Abstract
Background: Emergency laparotomy is a common procedure in our tertiary care hospitals but there is contradictory evidence regarding whether to put postoperative drains or not. Current study was planned to generate the evidence.
Aim: To compare the frequency of deep surgical site infection in patients undergoing emergency laparotomy with and without postoperative drains in a tertiary care hospital.
Methods: This randomised control trial study was carried out at Surgical Unit of Postgraduate Medical Institute, Lady Reading Hospital, Peshawar over a period of six months. Seven hundred and sixty two patients undergoing emergency laparotomy with age from 15-60 years, due to perforated appendix, tuberculosis, typhoid determined history, clinical examination and erect abdominal X ray were divided into two groups i.e., with and without post-operative drains. Rate of deep surgical site infection on 3rd & 7th day was measured as outcome.

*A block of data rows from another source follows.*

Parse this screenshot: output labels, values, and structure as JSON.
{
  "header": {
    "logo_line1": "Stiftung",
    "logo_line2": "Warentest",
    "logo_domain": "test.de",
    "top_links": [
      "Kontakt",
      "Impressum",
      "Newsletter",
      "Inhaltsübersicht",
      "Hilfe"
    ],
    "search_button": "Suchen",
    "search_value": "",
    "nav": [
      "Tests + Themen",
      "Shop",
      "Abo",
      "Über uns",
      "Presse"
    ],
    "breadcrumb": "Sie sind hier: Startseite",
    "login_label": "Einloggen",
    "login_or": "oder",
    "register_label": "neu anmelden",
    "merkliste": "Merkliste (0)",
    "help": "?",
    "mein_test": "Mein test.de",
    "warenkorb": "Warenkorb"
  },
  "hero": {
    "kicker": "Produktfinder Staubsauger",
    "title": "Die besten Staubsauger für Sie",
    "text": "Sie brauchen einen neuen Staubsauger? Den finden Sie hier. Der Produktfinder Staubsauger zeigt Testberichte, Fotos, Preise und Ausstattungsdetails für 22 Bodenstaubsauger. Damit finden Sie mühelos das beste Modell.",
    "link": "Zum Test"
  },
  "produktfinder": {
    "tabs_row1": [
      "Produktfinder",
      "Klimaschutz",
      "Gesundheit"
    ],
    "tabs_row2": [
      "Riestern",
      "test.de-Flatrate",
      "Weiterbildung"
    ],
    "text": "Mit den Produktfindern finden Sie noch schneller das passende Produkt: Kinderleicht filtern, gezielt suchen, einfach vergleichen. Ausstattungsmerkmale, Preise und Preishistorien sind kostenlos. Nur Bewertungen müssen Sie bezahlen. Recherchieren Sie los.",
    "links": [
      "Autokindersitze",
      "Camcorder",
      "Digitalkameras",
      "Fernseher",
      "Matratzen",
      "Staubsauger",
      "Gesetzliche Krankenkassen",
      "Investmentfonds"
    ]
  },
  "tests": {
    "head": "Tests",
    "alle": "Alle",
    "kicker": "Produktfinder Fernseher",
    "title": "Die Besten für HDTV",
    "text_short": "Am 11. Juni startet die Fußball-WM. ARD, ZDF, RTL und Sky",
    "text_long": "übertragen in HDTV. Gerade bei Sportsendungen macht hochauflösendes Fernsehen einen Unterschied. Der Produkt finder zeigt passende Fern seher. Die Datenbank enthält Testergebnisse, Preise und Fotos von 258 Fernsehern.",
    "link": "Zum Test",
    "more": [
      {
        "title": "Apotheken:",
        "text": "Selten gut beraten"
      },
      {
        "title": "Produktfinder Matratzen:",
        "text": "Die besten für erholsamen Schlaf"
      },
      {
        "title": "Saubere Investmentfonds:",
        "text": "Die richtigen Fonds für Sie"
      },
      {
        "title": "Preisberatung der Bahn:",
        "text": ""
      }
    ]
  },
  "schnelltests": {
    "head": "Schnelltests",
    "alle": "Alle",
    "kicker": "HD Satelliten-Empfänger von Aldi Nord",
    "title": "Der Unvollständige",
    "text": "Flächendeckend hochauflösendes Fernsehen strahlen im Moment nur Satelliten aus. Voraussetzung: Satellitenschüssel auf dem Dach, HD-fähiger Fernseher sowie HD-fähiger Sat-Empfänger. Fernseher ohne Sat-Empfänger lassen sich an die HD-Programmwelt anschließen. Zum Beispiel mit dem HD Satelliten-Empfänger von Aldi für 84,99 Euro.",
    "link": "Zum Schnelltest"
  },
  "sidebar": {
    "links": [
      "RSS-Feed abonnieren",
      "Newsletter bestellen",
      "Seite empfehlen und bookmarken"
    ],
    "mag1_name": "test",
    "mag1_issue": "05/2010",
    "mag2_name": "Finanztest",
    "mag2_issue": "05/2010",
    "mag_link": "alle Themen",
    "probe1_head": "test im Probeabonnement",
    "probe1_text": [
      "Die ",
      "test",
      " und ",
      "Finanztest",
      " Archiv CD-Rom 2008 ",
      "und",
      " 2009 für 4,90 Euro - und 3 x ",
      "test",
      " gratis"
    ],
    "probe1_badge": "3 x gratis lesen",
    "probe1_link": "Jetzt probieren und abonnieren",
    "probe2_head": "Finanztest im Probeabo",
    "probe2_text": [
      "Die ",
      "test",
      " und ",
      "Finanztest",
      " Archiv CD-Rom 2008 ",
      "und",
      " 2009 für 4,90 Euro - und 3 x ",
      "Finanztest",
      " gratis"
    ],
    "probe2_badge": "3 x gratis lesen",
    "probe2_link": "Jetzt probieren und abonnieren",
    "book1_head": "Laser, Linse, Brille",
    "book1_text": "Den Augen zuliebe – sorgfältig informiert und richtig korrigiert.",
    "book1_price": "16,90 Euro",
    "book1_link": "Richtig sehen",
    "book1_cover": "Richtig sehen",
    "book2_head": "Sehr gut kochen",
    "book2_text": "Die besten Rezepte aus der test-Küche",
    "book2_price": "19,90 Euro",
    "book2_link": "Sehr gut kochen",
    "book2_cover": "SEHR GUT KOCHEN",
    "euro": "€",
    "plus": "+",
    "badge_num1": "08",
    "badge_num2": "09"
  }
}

Results: The mean age of the patients was 28.92+/-6.246 years with 330(43.3%) were female while rest 432(56.7%) were male. Deep surgical site infection on 3rd day was 7.2% in patients with postoperative drains while 8.1% in patients without post-operative drains. Similarly on day 7, deep surgical site infection was 6.3% in patients with post-operative drains as compared with 8.1% in patients without post-operative drains. Differences were statistically non-significant.
Conclusion: It is concluded that there is no difference in frequency of developing deep surgical site infection on 3rd day and 7th whether you use post-operative drains after emergency laparotomy or not. So we accept the null hypothesis and conclude the use of post-operative drains is not associated with deep surgical site infection on 3rd and 7th day.